Untold numbers of wildlife such as deer, elk, bears, bobcats, birds (including the spotted owl) and rabbits have perished in a fiery burning inferno Bambi, Owl, Peter Rabbit and Smokey Bear are gone. Rich cultural resources are gone forever. Smoke and air pollution are incredible. Water pollution will reach phenomenal proportions as rain falls and washes the watershed into lakes and streams. Rehabilitation will take decades. Tax dollars invested to suppress this fire is incomprehensible, especially in view of the fact that there is nothing to show except mass destruction and devastation to landscape and wildlife. The risk to human life is inconceivable. The very things these groups profess to protect are gone for decades by their very own hand in a very short time in a blazing inferno.

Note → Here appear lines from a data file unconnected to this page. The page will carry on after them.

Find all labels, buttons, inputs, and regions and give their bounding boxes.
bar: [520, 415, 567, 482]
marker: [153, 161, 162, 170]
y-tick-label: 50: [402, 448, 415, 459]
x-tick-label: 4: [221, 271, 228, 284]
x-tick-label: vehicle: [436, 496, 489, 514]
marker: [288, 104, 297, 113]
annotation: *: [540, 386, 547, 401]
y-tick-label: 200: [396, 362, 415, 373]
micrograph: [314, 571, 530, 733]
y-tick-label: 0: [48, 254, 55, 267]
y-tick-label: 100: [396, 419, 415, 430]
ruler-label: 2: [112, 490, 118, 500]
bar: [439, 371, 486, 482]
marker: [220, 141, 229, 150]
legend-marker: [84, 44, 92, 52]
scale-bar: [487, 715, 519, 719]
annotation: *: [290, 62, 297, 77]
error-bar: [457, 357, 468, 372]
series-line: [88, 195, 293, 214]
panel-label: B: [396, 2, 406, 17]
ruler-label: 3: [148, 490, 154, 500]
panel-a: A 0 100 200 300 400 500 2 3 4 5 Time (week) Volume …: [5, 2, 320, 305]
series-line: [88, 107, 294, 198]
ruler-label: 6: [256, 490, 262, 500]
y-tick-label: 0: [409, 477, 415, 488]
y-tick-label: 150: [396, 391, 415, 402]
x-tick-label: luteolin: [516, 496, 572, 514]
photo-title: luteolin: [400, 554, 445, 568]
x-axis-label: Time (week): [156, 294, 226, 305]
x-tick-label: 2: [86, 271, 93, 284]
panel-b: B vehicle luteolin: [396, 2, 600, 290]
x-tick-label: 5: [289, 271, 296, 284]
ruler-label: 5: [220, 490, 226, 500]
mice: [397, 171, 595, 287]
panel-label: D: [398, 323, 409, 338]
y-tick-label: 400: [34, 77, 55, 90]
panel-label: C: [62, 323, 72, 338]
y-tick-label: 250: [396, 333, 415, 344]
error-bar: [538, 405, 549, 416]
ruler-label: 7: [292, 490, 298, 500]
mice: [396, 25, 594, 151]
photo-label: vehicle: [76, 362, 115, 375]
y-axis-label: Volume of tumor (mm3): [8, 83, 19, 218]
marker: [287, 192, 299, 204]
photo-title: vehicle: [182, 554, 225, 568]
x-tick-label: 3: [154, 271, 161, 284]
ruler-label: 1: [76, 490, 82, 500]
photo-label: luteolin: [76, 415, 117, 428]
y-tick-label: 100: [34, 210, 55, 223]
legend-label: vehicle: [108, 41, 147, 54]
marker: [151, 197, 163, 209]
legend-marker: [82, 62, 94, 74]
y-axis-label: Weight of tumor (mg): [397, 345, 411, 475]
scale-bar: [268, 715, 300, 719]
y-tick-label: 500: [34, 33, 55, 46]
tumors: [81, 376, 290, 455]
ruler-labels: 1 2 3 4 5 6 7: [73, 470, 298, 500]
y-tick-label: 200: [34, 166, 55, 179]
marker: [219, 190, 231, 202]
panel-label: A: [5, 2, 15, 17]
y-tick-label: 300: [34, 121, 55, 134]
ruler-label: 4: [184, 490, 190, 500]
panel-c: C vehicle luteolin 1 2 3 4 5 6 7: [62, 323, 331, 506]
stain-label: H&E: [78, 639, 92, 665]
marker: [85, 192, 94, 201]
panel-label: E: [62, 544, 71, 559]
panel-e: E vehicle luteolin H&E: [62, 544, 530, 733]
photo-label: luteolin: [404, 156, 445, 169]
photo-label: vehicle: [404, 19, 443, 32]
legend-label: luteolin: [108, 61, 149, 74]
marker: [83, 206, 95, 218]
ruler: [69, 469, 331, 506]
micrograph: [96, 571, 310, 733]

These groups are responsible for countless appeals and injunctions against the Forest Service, preventing any sound silvicultural practices on any of Arizona's forests. Approximately one third of the Forest Service budget is spent on litigation. These groups lead us to believe that logging companies have free rein to rape and pillage the forest. The truth is there are at least 32 laws and acts that govern timber sales, right down to the specialized paint for marking trees. Timber sales must meet rigid prescription requirements that encompass the needs of wildlife, recreation, forest health and watershed necessities, just to name a few.
Because of these groups, all of Arizona's forests and wildlife are at extreme risk of the same fate as the Rodeo-Chediski Fire. Because of the actions of these groups, the timber utilization infrastructure is gone. We now find ourselves scrambling to re-invent the wheel to find cost-effective ways to process the smaller trees that are choking the forests and providing heavy fuel loads. The paper mill at Snowflake is a classic example of a unit that utilized small trees. That mill ended up without a dependable timber supply because of appeals and injunctions. The mill now imports market pulp from Canada and Georgia and ironically it is in the heart of the largest forest in the U.S.
Once this horrendous fire season ends, it will be time for all of us to support good forest health practices. We each can do this by, first, "just say no" when you receive a solicitation from the Southwest Forest Alliance, the Forest Guardians, the Southwest Center for Biological Diversity, the Grand Canyon Trust and the Sierra Club. And secondly, "just say yes" to supporting the forest scientists who are hired to manage a renewable resource.